I love perusing the Knight Lab tools now and then.1

Last year I used TimelineJS to create a nice interactive timeline of some misogynist tweets by Colby Cosh.2 3

I embedded the timeline in an article about misogyny among Canadian journalists. After I published, we added HTTPS to our website. But the encryption, and the green lock, wasn’t quite working properly on the Colby Cosh article. I tried to trouble shoot it a couple times. And I think Knight Labs has made some some improvements including better support for HTTPS since then.

But our HTTPS was just not quite working on that article and that’s been annoying as heck, but I kept putting off fixing it.

All of that to say, last weekend I decided to take a closer look and I realized it wasn’t a TimelineJS problem.

I forgot to review the URL references that formed the inputs of my TimelineJS instance. I had used HTTP references for some of the images. So I updated those URLS with the HTTPS references.
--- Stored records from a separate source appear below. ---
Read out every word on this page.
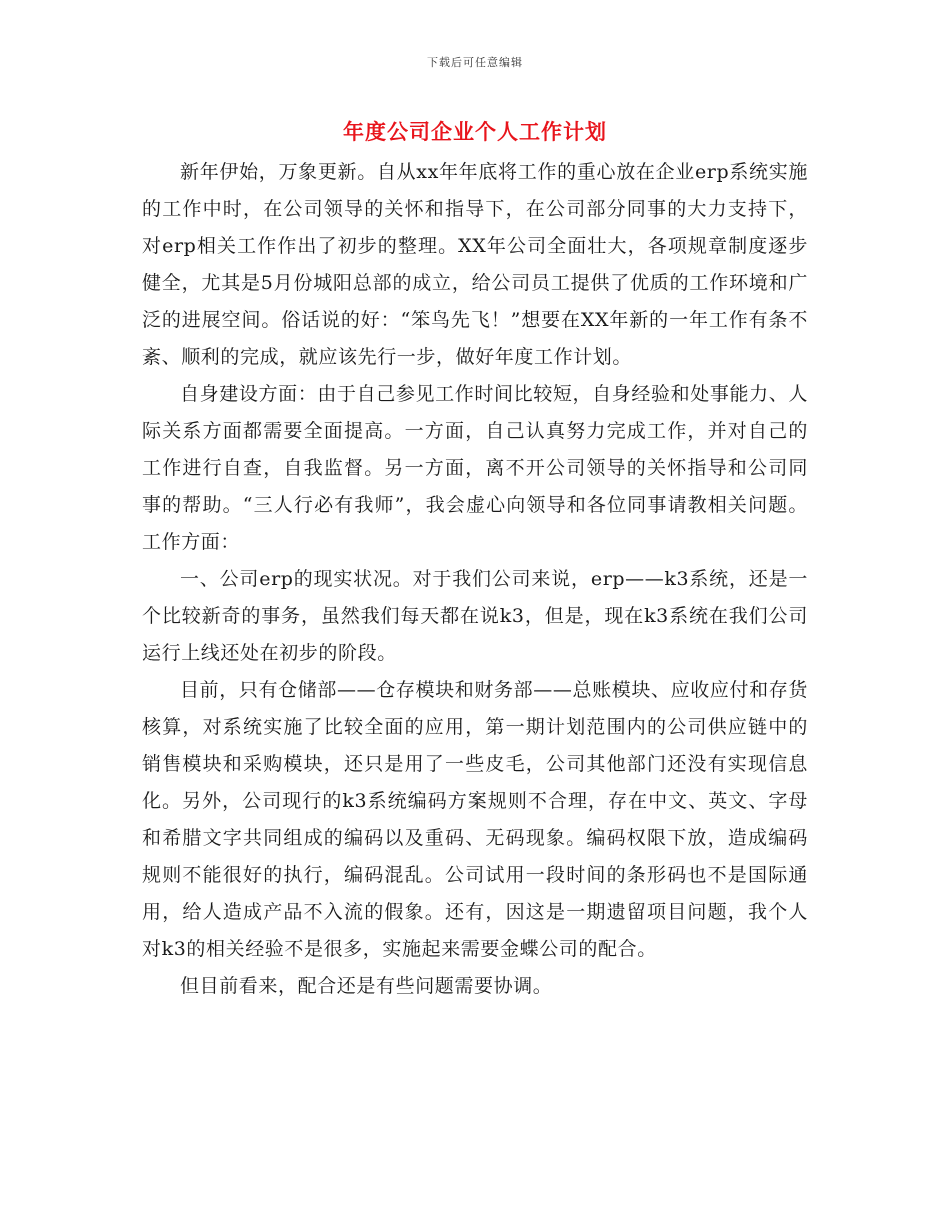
下载后可任意编辑
年度公司企业个人工作计划

新年伊始，万象更新。自从xx年年底将工作的重心放在企业erp系统实施的工作中时，在公司领导的关怀和指导下，在公司部分同事的大力支持下，对erp相关工作作出了初步的整理。XX年公司全面壮大，各项规章制度逐步健全，尤其是5月份城阳总部的成立，给公司员工提供了优质的工作环境和广泛的进展空间。俗话说的好：“笨鸟先飞！”想要在XX年新的一年工作有条不紊、顺利的完成，就应该先行一步，做好年度工作计划。

自身建设方面：由于自己参见工作时间比较短，自身经验和处事能力、人际关系方面都需要全面提高。一方面，自己认真努力完成工作，并对自己的工作进行自查，自我监督。另一方面，离不开公司领导的关怀指导和公司同事的帮助。“三人行必有我师”，我会虚心向领导和各位同事请教相关问题。 工作方面：

一、公司erp的现实状况。对于我们公司来说，erp——k3系统，还是一个比较新奇的事务，虽然我们每天都在说k3，但是，现在k3系统在我们公司运行上线还处在初步的阶段。

目前，只有仓储部——仓存模块和财务部——总账模块、应收应付和存货核算，对系统实施了比较全面的应用，第一期计划范围内的公司供应链中的销售模块和采购模块，还只是用了一些皮毛，公司其他部门还没有实现信息化。另外，公司现行的k3系统编码方案规则不合理，存在中文、英文、字母和希腊文字共同组成的编码以及重码、无码现象。编码权限下放，造成编码规则不能很好的执行，编码混乱。公司试用一段时间的条形码也不是国际通用，给人造成产品不入流的假象。还有，因这是一期遗留项目问题，我个人对k3的相关经验不是很多，实施起来需要金蝶公司的配合。

但目前看来，配合还是有些问题需要协调。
And now the encryption works fine on our article.

Unfortunately, the encryption appears to be broken on the Knight Lab webpage itself: https://timeline.knightlab.com/. I’ll see if I can find a way to alert them. Fixed!

  1. They prototype and design tools that other folks can use for their journalistic enterprises: https://knightlab.northwestern.edu
  2. That time Colby Cosh called Stephen Marche a cunt“. You can see the timeline, by itself, here.
  3. Aside: I hope that Cosh’s publisher, Postmedia, doesn’t get any of our tax money to keep their shitty newspaper afloat.